In previous posts I have mentioned some of my thoughts about mobile applications such as Meep and Mxit, but I had never really thought about how such technologies could be used for good. I have pointed out that they are a tad self-obsessed, are contributing to the lack of face to face interactions between people and have a disastrous effect on the English language, but not once did I look at the other side of the coin.
Parker’s project is based in the Cape Flats, where drug abuse and gang activities are rife. “I wanted to find the worst of the worst and work with them to try and rehabilitate themselves and also the community,” said Parker.
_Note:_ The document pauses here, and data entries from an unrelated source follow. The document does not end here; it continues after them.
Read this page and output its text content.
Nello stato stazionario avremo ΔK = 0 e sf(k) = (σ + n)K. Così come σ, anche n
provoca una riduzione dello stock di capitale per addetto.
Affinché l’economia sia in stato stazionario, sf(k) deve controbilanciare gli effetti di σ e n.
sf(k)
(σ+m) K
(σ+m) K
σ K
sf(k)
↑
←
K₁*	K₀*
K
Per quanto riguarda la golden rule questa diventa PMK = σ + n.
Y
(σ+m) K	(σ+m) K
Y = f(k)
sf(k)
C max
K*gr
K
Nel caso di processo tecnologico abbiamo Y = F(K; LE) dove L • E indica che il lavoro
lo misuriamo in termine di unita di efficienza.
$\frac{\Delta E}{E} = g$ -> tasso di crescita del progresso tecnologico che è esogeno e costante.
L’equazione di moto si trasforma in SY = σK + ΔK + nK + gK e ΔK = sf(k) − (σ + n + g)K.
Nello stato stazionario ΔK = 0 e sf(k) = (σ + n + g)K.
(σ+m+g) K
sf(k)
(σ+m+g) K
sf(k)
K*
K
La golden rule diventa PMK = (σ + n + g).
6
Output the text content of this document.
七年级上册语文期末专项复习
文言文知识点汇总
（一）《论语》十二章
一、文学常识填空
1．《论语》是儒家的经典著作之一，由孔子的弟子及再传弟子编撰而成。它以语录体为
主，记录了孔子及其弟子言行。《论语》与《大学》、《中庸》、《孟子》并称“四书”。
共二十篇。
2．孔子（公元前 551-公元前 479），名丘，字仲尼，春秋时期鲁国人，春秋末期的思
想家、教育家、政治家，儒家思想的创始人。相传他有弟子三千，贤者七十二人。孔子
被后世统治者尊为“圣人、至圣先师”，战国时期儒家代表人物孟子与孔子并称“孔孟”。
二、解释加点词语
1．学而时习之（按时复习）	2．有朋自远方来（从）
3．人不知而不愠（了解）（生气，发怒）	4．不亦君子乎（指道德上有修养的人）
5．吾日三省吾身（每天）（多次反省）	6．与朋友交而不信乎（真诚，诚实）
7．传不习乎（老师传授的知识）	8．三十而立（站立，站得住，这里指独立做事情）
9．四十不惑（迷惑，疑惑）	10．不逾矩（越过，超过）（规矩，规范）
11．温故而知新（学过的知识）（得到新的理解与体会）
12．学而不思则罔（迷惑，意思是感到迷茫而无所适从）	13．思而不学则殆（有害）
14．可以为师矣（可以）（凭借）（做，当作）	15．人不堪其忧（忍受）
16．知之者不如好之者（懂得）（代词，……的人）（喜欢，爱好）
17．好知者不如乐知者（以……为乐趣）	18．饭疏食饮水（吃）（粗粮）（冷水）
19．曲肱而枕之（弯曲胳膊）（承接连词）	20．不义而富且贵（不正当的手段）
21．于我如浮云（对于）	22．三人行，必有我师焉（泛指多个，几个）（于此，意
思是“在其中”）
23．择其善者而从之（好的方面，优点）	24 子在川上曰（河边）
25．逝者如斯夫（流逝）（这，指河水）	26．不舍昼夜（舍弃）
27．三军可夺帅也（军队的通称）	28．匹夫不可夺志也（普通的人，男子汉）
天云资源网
Parker detailed how one of the main drug dens in the Flats, called ‘The White House,’ is run by The Americans (the most notorious in the Cape) and is located near a playground. As a result there are children as young as seven years old who are peddling TIKand Meth, and children as young as ten are admitting to having smoked weed for more than two years already.
Parker has personal experience with the drug problem that is occurring in the Western Cape as his own brother is currently in prison for dealing TIK, as well as being addicted to the drug. “Communities are living in tension,” said Parker, “there is a lack within the community and something needs to be done.”
Something certainly is being done and with tremendous results, even in such an early stage in the project. After the initial counselling over Mxit (which is performed by rehabilitated addicts), patients are invited to come in an start the rehabilitation programme. Patients begin blogging on a blog called Reconstructed, which Parker says has not only encouraged the patients to become more tech savvy (by using the Internet and the blogging site), but has also prompted them to try and teach themselves other computer applications.
The project has plans to move into various different prisons and is already working closely with the South Africa Police Service, who are referring addicts to the programme. So in a very short amount of time a great deal of good has been done, through technologies such as Mxit and blogging. In Parker’s words, “reconstructed citizens lead to reconstructed communities,” and the future certainly looks bright for Parker and his team.